Precautions for Termination of Pod of Container Native Load balancing of GKE

Maciej
3 min readSep 27, 2021

Introduction

GKE recommends Container Native load balancing. This allows the GCP load balancer to route directly to the pod’s IP using a mechanism called Alias ​​IP, NEG. However, if the pods are not set properly, downtime will occur when the pods are evicted from the node due to cluster maintenance or the like. In this article, I will explain how Container Native Load Balancer works and how to properly configure Pods.

Container Native load balancing mechanism

As described in Container Native Load Balancing, there is a Custom Controller called NEG Controller in the Master node of GKE, and when a Service with a specific Annotation is registered, it seems that a NEG resource is created in GCP and the Pod associated with the Service is attached to NEG. .. Also, as the name of the zonal network endpoint group suggests, a NEG is created for each zone, and the pod belongs to the NEG of the zone in which it exists.

Source: https://cloud.google.com/

Precautions to wear when evacuating a pod

GKE will automatically upgrade the cluster so that the nodes will be rolling updated. Then, the pod scheduled at that timing will be spit out once and recreated on another node, so if you do not pay attention to the life cycle, downtime will occur.

Life cycle when a pod is evacuated

When the pod is evacuated and once it is out of the NEG and cannot be routed, the flow will be as follows.

  1. Pod goes to Terminating state
  2. The following run at the same time
  3. Pod saved from Service Endpoint is removed
  4. Pod preStop + SIGTERM processing runs
  5. NEG Controller removes the pod from the NEG by detecting that the pod has been removed from the service.
  6. GCLB is no longer routed to the evacuated pod

In other words, there are two points to be aware of here.
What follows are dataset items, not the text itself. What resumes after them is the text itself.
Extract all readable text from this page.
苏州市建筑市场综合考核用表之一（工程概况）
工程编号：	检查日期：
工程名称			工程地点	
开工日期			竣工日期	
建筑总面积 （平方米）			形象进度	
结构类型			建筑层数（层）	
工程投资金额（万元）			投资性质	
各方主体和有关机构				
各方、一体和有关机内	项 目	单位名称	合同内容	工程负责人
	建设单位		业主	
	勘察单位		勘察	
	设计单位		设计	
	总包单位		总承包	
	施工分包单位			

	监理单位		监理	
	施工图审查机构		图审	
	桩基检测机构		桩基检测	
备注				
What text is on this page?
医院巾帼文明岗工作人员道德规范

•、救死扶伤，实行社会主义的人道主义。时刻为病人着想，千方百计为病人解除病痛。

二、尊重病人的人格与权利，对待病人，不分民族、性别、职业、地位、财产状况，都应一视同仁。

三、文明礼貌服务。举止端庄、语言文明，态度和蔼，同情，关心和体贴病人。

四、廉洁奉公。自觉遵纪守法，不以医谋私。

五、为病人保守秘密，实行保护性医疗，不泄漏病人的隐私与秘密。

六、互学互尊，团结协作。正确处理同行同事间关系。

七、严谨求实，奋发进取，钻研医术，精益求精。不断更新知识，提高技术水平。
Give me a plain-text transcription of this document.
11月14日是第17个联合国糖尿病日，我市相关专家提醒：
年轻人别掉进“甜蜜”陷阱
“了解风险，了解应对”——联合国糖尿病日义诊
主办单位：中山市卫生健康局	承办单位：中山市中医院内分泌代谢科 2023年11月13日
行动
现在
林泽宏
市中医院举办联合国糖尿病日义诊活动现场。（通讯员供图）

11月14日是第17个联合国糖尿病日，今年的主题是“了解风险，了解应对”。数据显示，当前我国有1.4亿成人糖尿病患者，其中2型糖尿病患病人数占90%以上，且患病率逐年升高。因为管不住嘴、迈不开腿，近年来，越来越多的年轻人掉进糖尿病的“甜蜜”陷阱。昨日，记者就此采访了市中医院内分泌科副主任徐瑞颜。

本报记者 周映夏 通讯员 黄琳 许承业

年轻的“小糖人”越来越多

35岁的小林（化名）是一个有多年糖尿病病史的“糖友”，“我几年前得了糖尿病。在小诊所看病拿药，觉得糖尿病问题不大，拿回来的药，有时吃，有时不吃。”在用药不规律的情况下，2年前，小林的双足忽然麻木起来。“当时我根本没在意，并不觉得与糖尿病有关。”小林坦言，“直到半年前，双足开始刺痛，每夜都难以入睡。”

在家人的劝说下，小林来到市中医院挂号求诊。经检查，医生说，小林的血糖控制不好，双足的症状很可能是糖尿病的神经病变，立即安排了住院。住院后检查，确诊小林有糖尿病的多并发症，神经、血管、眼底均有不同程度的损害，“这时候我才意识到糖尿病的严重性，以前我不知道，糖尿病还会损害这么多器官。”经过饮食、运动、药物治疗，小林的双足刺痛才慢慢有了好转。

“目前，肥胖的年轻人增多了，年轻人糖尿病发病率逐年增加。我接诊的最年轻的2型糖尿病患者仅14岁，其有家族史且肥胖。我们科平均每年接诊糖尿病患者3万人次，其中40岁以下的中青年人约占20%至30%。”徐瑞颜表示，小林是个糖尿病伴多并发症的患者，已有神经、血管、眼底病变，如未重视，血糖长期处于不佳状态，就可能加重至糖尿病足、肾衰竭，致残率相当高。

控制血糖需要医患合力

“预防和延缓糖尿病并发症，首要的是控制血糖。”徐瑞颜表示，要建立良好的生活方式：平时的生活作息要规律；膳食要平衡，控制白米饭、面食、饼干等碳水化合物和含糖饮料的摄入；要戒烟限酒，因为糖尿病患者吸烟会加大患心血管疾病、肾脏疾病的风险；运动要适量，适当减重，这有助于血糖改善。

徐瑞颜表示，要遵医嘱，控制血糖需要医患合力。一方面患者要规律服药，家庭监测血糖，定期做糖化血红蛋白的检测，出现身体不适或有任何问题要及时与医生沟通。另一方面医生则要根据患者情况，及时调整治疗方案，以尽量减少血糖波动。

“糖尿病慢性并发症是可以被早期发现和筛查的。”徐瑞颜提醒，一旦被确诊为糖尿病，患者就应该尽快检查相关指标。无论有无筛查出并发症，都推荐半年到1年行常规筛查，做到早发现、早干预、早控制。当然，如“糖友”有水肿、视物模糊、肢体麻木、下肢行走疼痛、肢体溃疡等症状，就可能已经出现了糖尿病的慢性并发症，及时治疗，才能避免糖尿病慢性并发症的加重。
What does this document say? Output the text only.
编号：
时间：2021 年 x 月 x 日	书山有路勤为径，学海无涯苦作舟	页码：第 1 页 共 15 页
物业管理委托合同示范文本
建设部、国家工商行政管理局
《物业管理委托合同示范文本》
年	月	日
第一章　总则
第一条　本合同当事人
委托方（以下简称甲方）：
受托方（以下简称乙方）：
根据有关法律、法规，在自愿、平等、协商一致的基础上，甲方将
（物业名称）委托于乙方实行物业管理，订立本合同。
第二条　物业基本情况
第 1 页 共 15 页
  • Prevent Pod from stopping before leaving NEG
  • Even if it deviates from NEG, only the request being processed is processed.

Specific correspondence

Regarding first, let’s implement preStop properly in the pod.
It’s the same as when routing with basic Service.

lifecycle:
preStop:
exec:
command: ["/bin/sh", "-c", "sleep 20"]

Regarding second, let’s set the connection drain in the Backend setting of GCLB. Also, be aware that if 1 is not set longer than the drain time of 2, the pod will die before the worst drain ends.

If you are using Ingress, you can also set it in CRD.

Confirmation method

You can see that even if you use locust or Apache Bench to apply a constant load and use the drain command to evacuate the pod from the node, you can move safely without downtime.

kubectl drain gke-service-1-service-1-nodes-375a6482-7p7p --ignore-daemonsets --delete-local-data

Conclusion

Container Load Balancing is a very powerful mechanism, but
it is necessary to follow the basic concept of Service routing and LB setting and set it faithfully.

--

--

Maciej

DevOps Consultant. I’m strongly focused on automation, security, and reliability.